Food poisoning is a major problem and it’s estimated that in the US there are around 47.8 million cases of food related illnesses a year. How many cases are there in 3rd world countries?
With the global population expanding at unprecedented rates and famine levels expected to rise preventing food from spoiling is a major concern, there just isn’t enough for it to be wasted.
Food starts to spoil when the chemical composition of the food starts to change, and many different factors determine the rate of this change:
• The oxygen levels food is exposed to
• The temperature food is stored at
• The levels of light food is exposed to
• The various micro-organisms (bacteria, mould etc) food is exposed to and those naturally occurring
• Naturally occurring enzymes russian food store
• The water levels in food
Artificial preservatives can be added to control this rate of change. These can range from antimicrobial preservatives that inhibit the growth of bacteria to antioxidants that absorb oxygen and slow down the rate of oxidation of the food. Water can also be removed from food to prevent spoilage; methods include heat drying or freeze-drying to evaporate the water.

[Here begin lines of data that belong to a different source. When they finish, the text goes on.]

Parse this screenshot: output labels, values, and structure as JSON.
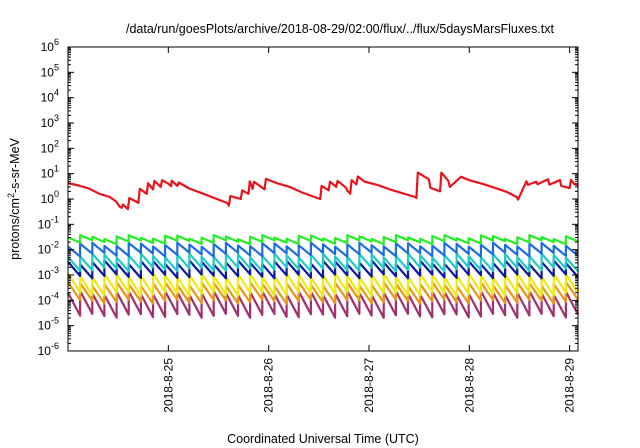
{
  "chart_data": {
    "type": "line",
    "title": "/data/run/goesPlots/archive/2018-08-29/02:00/flux/../flux/5daysMarsFluxes.txt",
    "xlabel": "Coordinated Universal Time (UTC)",
    "ylabel_parts": {
      "base": "protons/cm",
      "sup": "2",
      "rest": "-s-sr-MeV"
    },
    "y_scale": "log",
    "ylim": [
      1e-06,
      1000000.0
    ],
    "xlim": [
      "2018-08-24T00:00",
      "2018-08-29T02:00"
    ],
    "x_ticks": [
      {
        "label": "2018-8-25",
        "date": "2018-08-25T00:00"
      },
      {
        "label": "2018-8-26",
        "date": "2018-08-26T00:00"
      },
      {
        "label": "2018-8-27",
        "date": "2018-08-27T00:00"
      },
      {
        "label": "2018-8-28",
        "date": "2018-08-28T00:00"
      },
      {
        "label": "2018-8-29",
        "date": "2018-08-29T00:00"
      }
    ],
    "y_ticks": [
      {
        "base": "10",
        "exp": "-6",
        "value": 1e-06
      },
      {
        "base": "10",
        "exp": "-5",
        "value": 1e-05
      },
      {
        "base": "10",
        "exp": "-4",
        "value": 0.0001
      },
      {
        "base": "10",
        "exp": "-3",
        "value": 0.001
      },
      {
        "base": "10",
        "exp": "-2",
        "value": 0.01
      },
      {
        "base": "10",
        "exp": "-1",
        "value": 0.1
      },
      {
        "base": "10",
        "exp": "0",
        "value": 1
      },
      {
        "base": "10",
        "exp": "1",
        "value": 10
      },
      {
        "base": "10",
        "exp": "2",
        "value": 100
      },
      {
        "base": "10",
        "exp": "3",
        "value": 1000
      },
      {
        "base": "10",
        "exp": "4",
        "value": 10000
      },
      {
        "base": "10",
        "exp": "5",
        "value": 100000
      },
      {
        "base": "10",
        "exp": "6",
        "value": 1000000
      }
    ],
    "grid": false,
    "legend": "none",
    "series": [
      {
        "color": "#e8141b",
        "x": [
          "2018-08-24T00:00",
          "2018-08-24T02:30",
          "2018-08-24T05:00",
          "2018-08-24T07:30",
          "2018-08-24T10:00",
          "2018-08-24T11:30",
          "2018-08-24T12:20",
          "2018-08-24T12:50",
          "2018-08-24T13:10",
          "2018-08-24T14:20",
          "2018-08-24T14:40",
          "2018-08-24T16:50",
          "2018-08-24T17:10",
          "2018-08-24T18:50",
          "2018-08-24T19:10",
          "2018-08-24T20:20",
          "2018-08-24T20:40",
          "2018-08-24T22:10",
          "2018-08-24T22:30",
          "2018-08-25T00:00",
          "2018-08-25T00:40",
          "2018-08-25T00:50",
          "2018-08-25T02:10",
          "2018-08-25T02:30",
          "2018-08-25T05:00",
          "2018-08-25T08:00",
          "2018-08-25T11:00",
          "2018-08-25T14:00",
          "2018-08-25T14:30",
          "2018-08-25T14:50",
          "2018-08-25T17:20",
          "2018-08-25T17:40",
          "2018-08-25T19:10",
          "2018-08-25T19:30",
          "2018-08-25T20:10",
          "2018-08-25T20:30",
          "2018-08-25T23:00",
          "2018-08-25T23:20",
          "2018-08-26T02:00",
          "2018-08-26T05:00",
          "2018-08-26T08:00",
          "2018-08-26T11:00",
          "2018-08-26T12:20",
          "2018-08-26T12:40",
          "2018-08-26T14:20",
          "2018-08-26T14:40",
          "2018-08-26T16:10",
          "2018-08-26T16:30",
          "2018-08-26T18:30",
          "2018-08-26T18:50",
          "2018-08-26T19:30",
          "2018-08-26T19:50",
          "2018-08-26T21:00",
          "2018-08-26T21:20",
          "2018-08-26T23:00",
          "2018-08-27T02:00",
          "2018-08-27T05:00",
          "2018-08-27T08:00",
          "2018-08-27T11:00",
          "2018-08-27T11:20",
          "2018-08-27T11:40",
          "2018-08-27T14:20",
          "2018-08-27T14:40",
          "2018-08-27T17:00",
          "2018-08-27T17:20",
          "2018-08-27T19:00",
          "2018-08-27T19:20",
          "2018-08-27T22:00",
          "2018-08-28T00:00",
          "2018-08-28T03:00",
          "2018-08-28T06:00",
          "2018-08-28T09:00",
          "2018-08-28T11:20",
          "2018-08-28T11:40",
          "2018-08-28T13:40",
          "2018-08-28T14:00",
          "2018-08-28T16:00",
          "2018-08-28T16:20",
          "2018-08-28T18:50",
          "2018-08-28T19:10",
          "2018-08-28T21:40",
          "2018-08-28T22:00",
          "2018-08-29T00:00",
          "2018-08-29T00:20",
          "2018-08-29T01:10",
          "2018-08-29T02:00"
        ],
        "y": [
          4.3,
          3.4,
          2.6,
          1.6,
          1.2,
          0.8,
          0.5,
          0.45,
          0.6,
          0.4,
          1.1,
          0.7,
          2.5,
          1.6,
          4.2,
          2.4,
          5.2,
          3.0,
          5.5,
          4.0,
          3.2,
          5.3,
          3.3,
          4.5,
          2.6,
          1.7,
          1.1,
          0.7,
          0.55,
          1.3,
          1.0,
          2.2,
          1.6,
          5.0,
          2.5,
          4.8,
          2.4,
          6.2,
          4.2,
          3.0,
          1.8,
          1.2,
          1.0,
          3.3,
          2.2,
          4.8,
          3.0,
          5.2,
          2.8,
          2.1,
          1.6,
          5.5,
          3.8,
          7.7,
          4.8,
          3.6,
          2.4,
          1.7,
          1.2,
          1.1,
          11.0,
          6.0,
          2.8,
          2.0,
          11.0,
          5.2,
          3.0,
          7.5,
          5.5,
          4.0,
          2.8,
          1.9,
          1.2,
          0.95,
          5.0,
          3.6,
          4.8,
          3.8,
          6.0,
          3.7,
          5.5,
          3.3,
          2.7,
          5.7,
          3.8,
          3.5
        ]
      }
    ]
  },
  "band_series": [
    {
      "color": "#22ee22",
      "high": 0.032,
      "low": 0.02
    },
    {
      "color": "#1b6de0",
      "high": 0.016,
      "low": 0.0065
    },
    {
      "color": "#22c9c9",
      "high": 0.006,
      "low": 0.0017
    },
    {
      "color": "#0a1a9e",
      "high": 0.0032,
      "low": 0.0009
    },
    {
      "color": "#f0e814",
      "high": 0.001,
      "low": 0.00018
    },
    {
      "color": "#e8951a",
      "high": 0.00045,
      "low": 9e-05
    },
    {
      "color": "#a0306e",
      "high": 0.0002,
      "low": 2.5e-05
    }
  ],
  "band_cycles": 42
}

One of the most commonly used methods of preserving food is to lower the temperature. Before the advent of modern refrigeration this was often achieved by storing the food below ground level (in a root cellar etc) or packing the food in ice and snow. During winter or in colder climate zones merely leaving food outside was often enough to lower the temperature enough to reduce the rate of spoilage. Modern refrigeration lowers the temperature to between 3 – 5 degrees centigrade. At this temperature the growth of and reproduction of micro-organisms and bacteria and the actions of naturally occurring enzymes is drastically reduced. Freezing the food reduces the rate of decomposition of food even more.
Modern freezers usually lower the temperature to around 18 degrees centigrade. At this temperature the water present in the food turns to ice, which means the water is unavailable as a medium for bacteria to use for growth and reproduction. A low water level also prevents the effectiveness of the naturally occurring enzymes.
Of course, modern day refrigeration costs a lot of energy to power it, especially when transporting produce from food producers to market. Trucks with onboard refrigeration use significantly more fuel than standard trucks. If the cold chain is broken and produce is exposed to unacceptable temperatures the chance of food spoiling is high, and it may even violate food safety standards imposed by authorities.